Além dos descendentes de Zixaxa, admite-se que o próprio Ngungunyane tenha deixado descendência em Portugal. Sabe se isto tem algum fundamento?
Num qualquer momento, o Governo português promoveu uma cerimónia - vi fotografias disso - em que duas senhoras que eram netas de Ngungunyane participaram juntamente com familiares do Mouzinho de Albuquerque. Foi uma coisa simbólica, a sugerir um reencontro dos dois militares, agora em clima de amizade.
Seriam filhas de Godide?
Não sei. É possível que descendam de uma das sete mulheres que o imperador trouxe com ele.
Mas não as separaram dele?
Sim, mas isso foi mais tarde. Algumas ainda ficaram aqui bastante tempo, e o seu regresso organizado a África só aconteceu com o advento da República, em 1910, depois de uma grande campanha moralista e puritana. [Gungunhana e as suas mulheres tinham chegado a Lisboa em Março de 1896]. Nenhuma das mulheres foi depois com ele para os Açores, mas é possível que alguma já tivesse chegado grávida a Portugal.
Voltando à sua escrita: quem lê os seus livros pode pensar em García Márquez, pelo lado da irrupção do maravilhoso no quotidiano, ou em Borges, pelas intrincadas relações entre sonho e realidade e pelas questões da identidade, ou me Guimarães Rosa, na invenção lexical. São influências reais, ou o que parece vir destes autores chega-lhe através da cultura moçambicana?
São as duas coisas. O caso do Borges é um pouco diferente, porque a Argentina é mais europeia, mas no caso do brasileiro e do colombiano, são de países muito eclécticos, que têm muito de África. Ou se calhar têm apenas o que nós todos temos, porque também há uma grande pressa em classificar: isto é africano, é terceiro mundo, é realismo mágico. Quem é que não tem um pouco de realismo mágico?
Embora os seus temas de sempre estejam presentes neste livro, e a prosa não deixe de ter a dimensão poética que associamos à sua escrita, dir-se-ia que a sua proverbial compulsão para criar novos vocábulos está aqui bastante atenuada, pese embora algum “nuvisco” ocasional. Foi deliberado?
Houve uma certa deliberação, sim. Não estive propriamente a coibir-me, mas acho que quis desafiar-me, deixar de ser classificado dessa forma. Quero ter uma relação com a escrita que me surpreenda. Não quer dizer que não volte a esse trabalho sobre a linguagem, ou que não o faça a outros níveis, mas agora interessa-me que a história flua melhor.
Uma pergunta que não têm directamente a ver com a sua obra. Que impacto está a ter em Moçambique a greve de fome de Luaty Beirão?

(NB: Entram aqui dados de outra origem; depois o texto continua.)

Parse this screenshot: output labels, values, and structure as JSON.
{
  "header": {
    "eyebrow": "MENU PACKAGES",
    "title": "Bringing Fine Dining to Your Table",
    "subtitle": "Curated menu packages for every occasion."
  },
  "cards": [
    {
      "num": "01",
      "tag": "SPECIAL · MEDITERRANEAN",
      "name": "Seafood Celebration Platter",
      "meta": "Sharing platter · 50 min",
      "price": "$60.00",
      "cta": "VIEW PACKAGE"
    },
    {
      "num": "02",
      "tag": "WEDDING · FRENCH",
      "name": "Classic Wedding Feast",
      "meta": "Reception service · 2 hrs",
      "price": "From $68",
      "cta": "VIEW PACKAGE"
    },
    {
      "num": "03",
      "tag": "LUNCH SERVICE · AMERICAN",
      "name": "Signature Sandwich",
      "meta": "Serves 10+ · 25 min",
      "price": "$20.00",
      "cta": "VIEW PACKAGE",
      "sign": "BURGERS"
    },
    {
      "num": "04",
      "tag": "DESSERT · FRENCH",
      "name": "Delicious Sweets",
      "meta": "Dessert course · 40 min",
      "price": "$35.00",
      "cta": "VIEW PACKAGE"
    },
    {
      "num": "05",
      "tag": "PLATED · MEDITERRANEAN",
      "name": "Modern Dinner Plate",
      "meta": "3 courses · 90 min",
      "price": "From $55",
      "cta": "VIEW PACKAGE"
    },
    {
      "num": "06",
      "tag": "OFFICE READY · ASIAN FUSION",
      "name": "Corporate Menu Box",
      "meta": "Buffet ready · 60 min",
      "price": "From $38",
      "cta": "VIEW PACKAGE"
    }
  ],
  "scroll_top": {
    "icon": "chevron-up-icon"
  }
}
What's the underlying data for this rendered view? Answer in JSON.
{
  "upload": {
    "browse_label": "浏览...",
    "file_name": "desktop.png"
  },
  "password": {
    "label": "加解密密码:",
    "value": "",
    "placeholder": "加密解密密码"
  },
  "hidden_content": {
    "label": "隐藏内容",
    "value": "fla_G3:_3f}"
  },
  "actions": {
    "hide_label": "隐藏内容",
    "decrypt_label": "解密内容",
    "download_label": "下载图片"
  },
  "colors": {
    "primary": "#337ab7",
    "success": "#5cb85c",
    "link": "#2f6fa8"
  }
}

Está a ter algum nas camadas urbanas, nos intelectuais e na gente de cultura. Mas há uma certa resistência por causa daquela ideia dos partidos irmãos e dos povos irmãos. Se alguém se ergue em defesa de Luaty, sabe que não está a falar de Luanda, está a falar de Moçambique, que a mensagem será interpretada assim.
Regresso ao seu livro para uma última pergunta. No final de Mulheres de Cinza, Imani diz: “Nesse relato vou contando a história dos que não têm escrita”. É o que o Mia Couto faz?
Acho que sim, que sou um pouco essa Imani. E no fundo também estou a inventar a minha própria história, no limite do que é a palavra escrita e a oralidade.